Sombrant peu à peu dans la violence, Alleycat Rock : Sex Hunter est en fait assez similaire dans son nihilisme jusqu’au-boutiste à Zero Woman : Akai Wappa, un film lui aussi très influencé par les westerns spaghetti. Il y transparaît surtout l’attrait malsain de Yasuharu Hasebe pour la violence et pour les scènes de viol, qui explosera plus tard dans certains de ses autres films. Une violence sexuelle qui trouve son origine, comme souvent chez Hasebe, dans l’incapacité de certains hommes à avoir une relation sexuelle normale avec une femme.

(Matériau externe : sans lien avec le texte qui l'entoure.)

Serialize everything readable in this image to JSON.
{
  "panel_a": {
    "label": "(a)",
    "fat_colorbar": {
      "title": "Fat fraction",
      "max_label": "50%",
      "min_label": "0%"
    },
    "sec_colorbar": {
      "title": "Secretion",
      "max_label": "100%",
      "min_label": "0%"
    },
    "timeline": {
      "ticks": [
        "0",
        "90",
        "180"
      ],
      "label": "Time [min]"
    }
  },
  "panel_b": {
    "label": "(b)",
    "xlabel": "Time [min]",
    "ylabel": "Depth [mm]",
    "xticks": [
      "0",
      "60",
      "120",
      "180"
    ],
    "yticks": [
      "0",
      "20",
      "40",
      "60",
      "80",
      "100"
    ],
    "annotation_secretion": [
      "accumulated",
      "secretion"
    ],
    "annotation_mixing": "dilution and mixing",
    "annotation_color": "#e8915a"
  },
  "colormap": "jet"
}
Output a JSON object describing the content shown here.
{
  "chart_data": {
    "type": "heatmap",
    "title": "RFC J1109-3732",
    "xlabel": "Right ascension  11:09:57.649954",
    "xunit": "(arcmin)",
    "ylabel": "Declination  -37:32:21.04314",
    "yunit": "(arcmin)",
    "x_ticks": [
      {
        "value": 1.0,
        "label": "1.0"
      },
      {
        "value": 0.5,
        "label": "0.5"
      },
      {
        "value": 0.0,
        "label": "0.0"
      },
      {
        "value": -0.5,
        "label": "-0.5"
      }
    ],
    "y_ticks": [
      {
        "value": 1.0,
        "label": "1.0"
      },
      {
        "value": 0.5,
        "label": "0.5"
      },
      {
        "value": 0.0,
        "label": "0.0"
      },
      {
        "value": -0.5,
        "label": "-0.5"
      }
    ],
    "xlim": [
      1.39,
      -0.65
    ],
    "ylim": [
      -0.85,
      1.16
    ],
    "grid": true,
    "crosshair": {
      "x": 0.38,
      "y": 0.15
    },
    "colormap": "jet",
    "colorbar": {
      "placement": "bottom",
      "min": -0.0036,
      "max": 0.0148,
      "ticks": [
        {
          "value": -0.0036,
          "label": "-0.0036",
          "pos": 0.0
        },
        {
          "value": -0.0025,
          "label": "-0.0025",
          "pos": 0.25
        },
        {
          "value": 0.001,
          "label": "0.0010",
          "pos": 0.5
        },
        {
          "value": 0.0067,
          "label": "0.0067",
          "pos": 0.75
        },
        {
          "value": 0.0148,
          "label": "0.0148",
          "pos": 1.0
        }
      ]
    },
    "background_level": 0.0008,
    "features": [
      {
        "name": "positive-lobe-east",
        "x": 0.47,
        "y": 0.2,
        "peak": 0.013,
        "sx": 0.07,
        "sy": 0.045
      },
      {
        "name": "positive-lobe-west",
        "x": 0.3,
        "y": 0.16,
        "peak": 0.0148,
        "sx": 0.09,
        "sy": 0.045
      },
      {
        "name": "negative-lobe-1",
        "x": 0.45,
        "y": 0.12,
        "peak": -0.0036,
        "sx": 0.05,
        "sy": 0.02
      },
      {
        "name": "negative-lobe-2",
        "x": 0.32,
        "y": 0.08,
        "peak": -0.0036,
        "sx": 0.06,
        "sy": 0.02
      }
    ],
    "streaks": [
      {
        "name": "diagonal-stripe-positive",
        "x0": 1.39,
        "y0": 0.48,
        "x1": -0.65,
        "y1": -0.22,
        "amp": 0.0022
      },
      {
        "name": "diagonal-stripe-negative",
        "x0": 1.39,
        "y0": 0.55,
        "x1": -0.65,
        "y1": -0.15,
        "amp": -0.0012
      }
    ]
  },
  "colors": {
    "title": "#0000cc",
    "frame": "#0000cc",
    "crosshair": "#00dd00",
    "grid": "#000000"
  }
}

En grande partie grâce à une mise en scène talentueuse et originale (notamment des effets visuels utilisés avec parcimonie mais toujours judicieusement), Alleycat Rock : Sex Hunter est tout simplement un film immanquable, surtout si l’on est fan de Meiko Kaji et des films d’exploitation japonais des années 70. Un must incontournable.

Alleycat Rock : Sex Hunter est disponible en VHS au Japon.